Время остановилось. Музыка всегда считалось искусством, — но динамичным.

Музыка — это вид искусства, рассчитанный на слуховое восприятие и отличающийся прямым и особо активным действием на чувства людей. Л. Н. Толстой говорил, например, что музыкальное искусство «по своему свойству имеет непосредственно физиологическое воздействие на нервы»».

Главным выразительным средством здесь является звук и другие стороны и компоненты музыкальной формы: мелодия, полифония, гармония, ритм, композиция и т. п. В отличие от всех видов изобразительного и словесного искусств, музыка не воспроизводит привычных видимых картин мира и лишена смысловой конкретности. Видимо, поэтому ее можно считать подлинно общечеловеческим, универсальным «языком», не требующим перевода.

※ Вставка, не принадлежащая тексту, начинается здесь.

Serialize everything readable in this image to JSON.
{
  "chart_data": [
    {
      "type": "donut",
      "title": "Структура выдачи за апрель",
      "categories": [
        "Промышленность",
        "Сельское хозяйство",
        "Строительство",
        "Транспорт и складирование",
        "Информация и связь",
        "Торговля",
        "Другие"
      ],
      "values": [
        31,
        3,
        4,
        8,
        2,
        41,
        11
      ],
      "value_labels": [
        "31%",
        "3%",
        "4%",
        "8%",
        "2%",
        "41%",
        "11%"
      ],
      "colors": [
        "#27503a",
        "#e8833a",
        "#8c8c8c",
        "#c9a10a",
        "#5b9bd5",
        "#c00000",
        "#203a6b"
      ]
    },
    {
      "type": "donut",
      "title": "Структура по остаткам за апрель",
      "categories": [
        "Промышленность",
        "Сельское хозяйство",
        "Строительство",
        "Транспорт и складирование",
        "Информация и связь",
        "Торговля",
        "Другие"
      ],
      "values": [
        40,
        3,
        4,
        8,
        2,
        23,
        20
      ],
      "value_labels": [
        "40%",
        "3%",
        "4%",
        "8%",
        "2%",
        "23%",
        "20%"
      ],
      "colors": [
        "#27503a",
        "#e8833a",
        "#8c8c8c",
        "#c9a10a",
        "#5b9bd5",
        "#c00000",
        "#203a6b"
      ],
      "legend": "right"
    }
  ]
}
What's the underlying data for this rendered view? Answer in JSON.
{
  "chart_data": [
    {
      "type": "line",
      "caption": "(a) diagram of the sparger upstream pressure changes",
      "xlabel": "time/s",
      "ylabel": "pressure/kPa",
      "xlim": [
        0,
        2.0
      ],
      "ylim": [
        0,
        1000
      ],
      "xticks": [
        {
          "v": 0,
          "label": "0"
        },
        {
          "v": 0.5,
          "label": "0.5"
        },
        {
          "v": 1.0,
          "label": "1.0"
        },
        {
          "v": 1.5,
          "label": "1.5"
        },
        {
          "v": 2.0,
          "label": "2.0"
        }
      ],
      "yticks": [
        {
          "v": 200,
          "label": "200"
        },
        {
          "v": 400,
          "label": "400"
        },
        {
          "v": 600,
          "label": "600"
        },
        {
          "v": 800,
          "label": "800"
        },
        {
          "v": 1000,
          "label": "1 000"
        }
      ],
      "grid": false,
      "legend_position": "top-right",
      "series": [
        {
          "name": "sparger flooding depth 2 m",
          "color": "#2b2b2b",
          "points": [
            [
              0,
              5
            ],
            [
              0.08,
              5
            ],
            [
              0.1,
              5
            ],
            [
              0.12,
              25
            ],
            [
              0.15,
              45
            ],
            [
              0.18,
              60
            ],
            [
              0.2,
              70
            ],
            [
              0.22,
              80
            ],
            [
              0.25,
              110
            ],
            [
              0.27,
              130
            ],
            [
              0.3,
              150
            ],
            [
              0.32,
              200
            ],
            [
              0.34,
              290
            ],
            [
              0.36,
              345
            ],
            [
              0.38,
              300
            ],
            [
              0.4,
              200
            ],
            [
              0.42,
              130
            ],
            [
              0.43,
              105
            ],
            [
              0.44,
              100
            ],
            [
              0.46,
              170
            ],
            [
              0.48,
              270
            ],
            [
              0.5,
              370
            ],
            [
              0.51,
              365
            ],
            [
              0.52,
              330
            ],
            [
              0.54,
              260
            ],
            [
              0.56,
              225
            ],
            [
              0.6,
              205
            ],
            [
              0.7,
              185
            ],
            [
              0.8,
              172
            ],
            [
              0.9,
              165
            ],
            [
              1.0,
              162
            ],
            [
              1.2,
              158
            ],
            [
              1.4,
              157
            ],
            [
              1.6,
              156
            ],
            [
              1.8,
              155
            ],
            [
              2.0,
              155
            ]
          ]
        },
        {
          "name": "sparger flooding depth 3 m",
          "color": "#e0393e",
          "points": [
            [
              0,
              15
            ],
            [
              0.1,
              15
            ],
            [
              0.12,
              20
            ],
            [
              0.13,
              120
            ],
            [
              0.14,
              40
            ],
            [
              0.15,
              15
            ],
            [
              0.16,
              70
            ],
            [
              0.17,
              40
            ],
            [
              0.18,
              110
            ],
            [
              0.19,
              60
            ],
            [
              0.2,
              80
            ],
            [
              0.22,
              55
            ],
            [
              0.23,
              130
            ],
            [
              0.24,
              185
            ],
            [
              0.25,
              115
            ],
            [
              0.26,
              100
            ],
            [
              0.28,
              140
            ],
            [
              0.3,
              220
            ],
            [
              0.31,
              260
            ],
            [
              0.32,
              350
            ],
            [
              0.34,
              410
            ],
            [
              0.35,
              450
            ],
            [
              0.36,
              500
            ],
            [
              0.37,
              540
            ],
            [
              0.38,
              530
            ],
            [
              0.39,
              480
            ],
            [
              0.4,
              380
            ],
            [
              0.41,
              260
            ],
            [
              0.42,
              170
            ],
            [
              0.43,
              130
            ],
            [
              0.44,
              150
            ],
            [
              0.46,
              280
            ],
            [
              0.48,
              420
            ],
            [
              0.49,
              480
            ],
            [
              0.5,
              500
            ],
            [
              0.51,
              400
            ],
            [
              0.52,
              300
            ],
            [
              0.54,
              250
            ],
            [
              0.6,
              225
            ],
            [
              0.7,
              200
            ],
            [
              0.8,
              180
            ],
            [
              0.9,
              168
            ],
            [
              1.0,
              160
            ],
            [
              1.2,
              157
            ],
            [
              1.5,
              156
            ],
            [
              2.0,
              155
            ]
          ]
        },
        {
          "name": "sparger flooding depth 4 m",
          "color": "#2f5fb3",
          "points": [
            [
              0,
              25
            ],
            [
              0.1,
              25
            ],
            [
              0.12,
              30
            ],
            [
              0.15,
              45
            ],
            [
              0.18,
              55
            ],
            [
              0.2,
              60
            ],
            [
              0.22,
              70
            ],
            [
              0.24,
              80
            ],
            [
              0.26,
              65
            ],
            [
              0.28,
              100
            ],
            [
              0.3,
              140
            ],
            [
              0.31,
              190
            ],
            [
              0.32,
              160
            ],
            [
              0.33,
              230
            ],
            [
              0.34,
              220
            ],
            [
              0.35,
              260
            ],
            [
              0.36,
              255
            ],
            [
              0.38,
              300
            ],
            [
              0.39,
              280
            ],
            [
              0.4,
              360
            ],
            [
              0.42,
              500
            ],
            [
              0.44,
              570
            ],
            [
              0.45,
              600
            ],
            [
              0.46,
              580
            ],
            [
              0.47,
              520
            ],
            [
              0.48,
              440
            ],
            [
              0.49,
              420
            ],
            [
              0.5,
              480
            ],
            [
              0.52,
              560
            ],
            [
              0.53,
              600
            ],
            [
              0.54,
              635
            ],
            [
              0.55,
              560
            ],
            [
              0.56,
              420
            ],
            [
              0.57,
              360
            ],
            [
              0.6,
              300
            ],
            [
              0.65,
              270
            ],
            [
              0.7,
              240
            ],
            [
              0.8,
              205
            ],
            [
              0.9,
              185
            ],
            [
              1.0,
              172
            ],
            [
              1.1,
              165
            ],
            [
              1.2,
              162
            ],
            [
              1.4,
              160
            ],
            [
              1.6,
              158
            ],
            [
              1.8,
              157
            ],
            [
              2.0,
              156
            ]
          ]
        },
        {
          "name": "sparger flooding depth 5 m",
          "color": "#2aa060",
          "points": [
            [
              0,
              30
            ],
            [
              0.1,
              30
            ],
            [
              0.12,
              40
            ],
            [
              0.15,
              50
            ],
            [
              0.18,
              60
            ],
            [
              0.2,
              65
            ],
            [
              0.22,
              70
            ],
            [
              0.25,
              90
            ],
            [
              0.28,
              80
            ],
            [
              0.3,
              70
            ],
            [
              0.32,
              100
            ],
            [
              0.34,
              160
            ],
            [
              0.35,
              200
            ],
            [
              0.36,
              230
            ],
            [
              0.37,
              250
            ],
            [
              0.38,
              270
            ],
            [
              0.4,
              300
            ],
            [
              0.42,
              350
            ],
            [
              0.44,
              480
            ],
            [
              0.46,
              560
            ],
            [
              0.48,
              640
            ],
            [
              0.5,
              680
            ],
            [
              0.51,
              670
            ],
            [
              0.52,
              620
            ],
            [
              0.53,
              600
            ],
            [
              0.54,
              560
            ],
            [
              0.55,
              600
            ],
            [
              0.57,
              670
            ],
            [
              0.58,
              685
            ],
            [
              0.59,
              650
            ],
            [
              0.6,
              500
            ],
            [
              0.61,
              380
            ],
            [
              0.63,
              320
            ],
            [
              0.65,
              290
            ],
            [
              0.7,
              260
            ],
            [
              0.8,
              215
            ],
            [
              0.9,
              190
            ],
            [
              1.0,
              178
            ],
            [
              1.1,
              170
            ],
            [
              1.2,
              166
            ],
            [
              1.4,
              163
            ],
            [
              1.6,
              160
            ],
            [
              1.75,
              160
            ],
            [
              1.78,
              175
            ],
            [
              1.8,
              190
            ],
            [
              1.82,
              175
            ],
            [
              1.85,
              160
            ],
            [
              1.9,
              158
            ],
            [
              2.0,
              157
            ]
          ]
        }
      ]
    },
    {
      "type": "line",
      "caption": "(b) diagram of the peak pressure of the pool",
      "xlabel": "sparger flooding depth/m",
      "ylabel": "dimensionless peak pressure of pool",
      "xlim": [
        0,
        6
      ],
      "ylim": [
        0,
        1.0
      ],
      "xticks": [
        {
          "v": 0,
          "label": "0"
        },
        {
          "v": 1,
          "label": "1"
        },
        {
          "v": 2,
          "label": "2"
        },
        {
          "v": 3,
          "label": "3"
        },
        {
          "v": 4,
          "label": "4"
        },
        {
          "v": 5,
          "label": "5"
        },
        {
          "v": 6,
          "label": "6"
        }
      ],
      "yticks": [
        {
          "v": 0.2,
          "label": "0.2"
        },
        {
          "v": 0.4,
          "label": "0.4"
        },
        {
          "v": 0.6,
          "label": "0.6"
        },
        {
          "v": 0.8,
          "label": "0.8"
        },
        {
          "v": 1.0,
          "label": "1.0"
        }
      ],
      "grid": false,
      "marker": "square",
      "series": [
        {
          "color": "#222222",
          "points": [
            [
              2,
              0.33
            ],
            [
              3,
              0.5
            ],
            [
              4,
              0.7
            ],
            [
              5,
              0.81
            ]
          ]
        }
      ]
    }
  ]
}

Божественная музыка, восхитительные движения,

Па-де-де, па, па-де-труа,

Волшебное звучание, приглушенное освещение, —

А потом прогулка по городу до утра…

По сравнению с произведениями всех видов пространственных искусств музыкальные творения практически не уничтожаемы, ибо, если не считать их далеко не обязательной нотной записи, они существуют не в материальной, предметной, а в идеальной форме. Их нельзя пощупать, подделать, как это случается с картинами и скульптурами, хотя и можно украсть, дав свое авторство чужому произведению.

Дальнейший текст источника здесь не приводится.